I named her brother “Spot” for obvious reasons –
The little sister, clearly the runt of the litter I called her, “Little Sister” – after they came into my house permanently I changed her name to “Laser” as she spent a lot of time sleeping on one of my printers in the studio.
It took weeks of careful feeding, watering and just going out and sitting with them to get them to begin trusting me. But after a while they would allow me to pet them and occasionally pick them up. There are some young children next door who I think may have roughly handled them, causing them to become fearful of humans.
By this time is was October and the weather was getting colder, especially at night. I provided a little heated shelter in the backyard but I knew they would soon grow out of it and there was also evidence of raccoons in the area. Raccoons eat kittens as snacks. So I began to worry more and more about my little backyard charges. They had reached the point where they spent the majority of their time in my backyard – and Millie, the friendliest of the 3 expressed a desire to come into the studio each time I opened the sliding glass door to put their food out.
So I rigged the back door of my garage to stay open just enough to let them come and go as they wished and I began feeding them in there and provided a heater. After they had acclimated to the idea, one night after they had all come in, I closed the door. That was the last time any of them would ever go outside again.
The next few weeks that followed were challenging for the kittens and me. Spot did not like the idea of being inside and would howl and cry and claw at the door. Little Sister was so fearful she hid among the shelves of packing boxes. Millie remained very friendly though and that gave me hope.
Until I had them tested, I could not allow them up into the house with Jack – and so I arranged for Millie to be spayed, blood tested and vaccinated. This is her – freshly home from the hospital wearing her cone of shame –
The vet found her to be free of FIV and Feline Leukemia and a vet tech told me that since she was negative, her litter mates would not require testing and could be assumed to be okay.
So at that point, Millie was in the house and Jack was allowed to go down into the garage and meet the other two – acting as an “ambassador of goodwill & house cat living” he showed them how to climb the stairs and come into the house – I left the door propped open to facilitate this migration. It took about a week – and coaxing with yummy food, but eventually all 4 cats were in the house. Spot was slowly realizing that indoor living was pretty nice and his crying and panic attacks soon abated.

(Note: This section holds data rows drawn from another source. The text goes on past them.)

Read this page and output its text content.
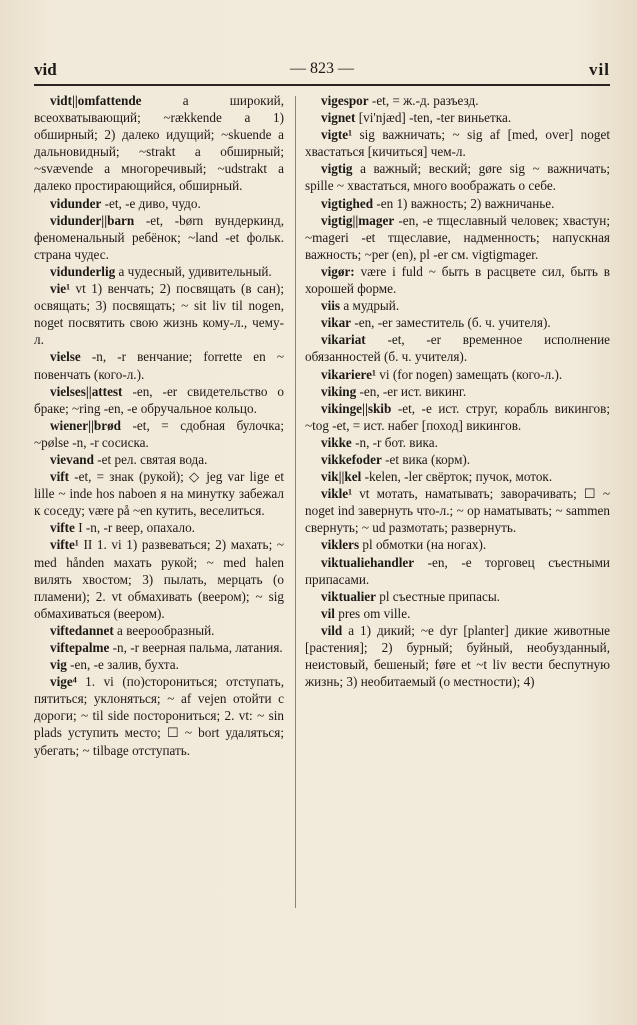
vid	— 823 —	vil

vidt||omfattende a широкий, всеохватывающий; ~rækkende a 1) обширный; 2) далеко идущий; ~skuende a дальновидный; ~strakt a обширный; ~svævende a многоречивый; ~udstrakt a далеко простирающийся, обширный.

vidunder -et, -e диво, чудо.

vidunder||barn -et, -børn вундеркинд, феноменальный ребёнок; ~land -et фольк. страна чудес.

vidunderlig a чудесный, удивительный.

vie¹ vt 1) венчать; 2) посвящать (в сан); освящать; 3) посвящать; ~ sit liv til nogen, noget посвятить свою жизнь кому-л., чему-л.

vielse -n, -r венчание; forrette en ~ повенчать (кого-л.).

vielses||attest -en, -er свидетельство о браке; ~ring -en, -e обручальное кольцо.

wiener||brød -et, = сдобная булочка; ~pølse -n, -r сосиска.

vievand -et рел. святая вода.

vift -et, = знак (рукой); ◇ jeg var lige et lille ~ inde hos naboen я на минутку забежал к соседу; være på ~en кутить, веселиться.

vifte I -n, -r веер, опахало.

vifte¹ II 1. vi 1) развеваться; 2) махать; ~ med hånden махать рукой; ~ med halen вилять хвостом; 3) пылать, мерцать (о пламени); 2. vt обмахивать (веером); ~ sig обмахиваться (веером).

viftedannet a веерообразный.

viftepalme -n, -r веерная пальма, латания.

vig -en, -e залив, бухта.

vige⁴ 1. vi (по)сторониться; отступать, пятиться; уклоняться; ~ af vejen отойти с дороги; ~ til side посторониться; 2. vt: ~ sin plads уступить место; ☐ ~ bort удаляться; убегать; ~ tilbage отступать.

vigespor -et, = ж.-д. разъезд.

vignet [vi'njæd] -ten, -ter виньетка.

vigte¹ sig важничать; ~ sig af [med, over] noget хвастаться [кичиться] чем-л.

vigtig a важный; веский; gøre sig ~ важничать; spille ~ хвастаться, много воображать о себе.

vigtighed -en 1) важность; 2) важничанье.

vigtig||mager -en, -e тщеславный человек; хвастун; ~mageri -et тщеславие, надменность; напускная важность; ~per (en), pl -er см. vigtigmager.

vigør: være i fuld ~ быть в расцвете сил, быть в хорошей форме.

viis a мудрый.

vikar -en, -er заместитель (б. ч. учителя).

vikariat -et, -er временное исполнение обязанностей (б. ч. учителя).

vikariere¹ vi (for nogen) замещать (кого-л.).

viking -en, -er ист. викинг.

vikinge||skib -et, -e ист. струг, корабль викингов; ~tog -et, = ист. набег [поход] викингов.

vikke -n, -r бот. вика.

vikkefoder -et вика (корм).

vik||kel -kelen, -ler свёрток; пучок, моток.

vikle¹ vt мотать, наматывать; заворачивать; ☐ ~ noget ind завернуть что-л.; ~ op наматывать; ~ sammen свернуть; ~ ud размотать; развернуть.

viklers pl обмотки (на ногах).

viktualiehandler -en, -e торговец съестными припасами.

viktualier pl съестные припасы.

vil pres om ville.

vild a 1) дикий; ~e dyr [planter] дикие животные [растения]; 2) бурный; буйный, необузданный, неистовый, бешеный; føre et ~t liv вести беспутную жизнь; 3) необитаемый (о местности); 4)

The miracle of all this is that all 4 cats immediately became a family. Jack, who is normally not a “lovey-dovey” sort of guy began grooming and caring for them – and one in particular, Laser, has become his love interest. They are so lovey-dovey with each other – it is too damn sweet. When Laser came home from her spaying surgery, Jack would not leave her side. He groomed her and cleaned her face for her while she was in the cone of shame. They just really love each other.
And they all love to play and roughhouse – the sound of the 4 of them thundering down the hallway is hilarious. I have a 30 year old giant carpeted cat tree that has seen numerous generations of cats in my past – so I put that in the living room and I can tell you it was a hit right away!
They have ALL come through their spay and neuter surgeries now and are really settling-in well – here’s a bunch of pics taken over the past few weeks –
I want to take this opportunity to thank everyone who had so generously donated to help me pay for their vet and food bills. At this time I am no longer taking donations.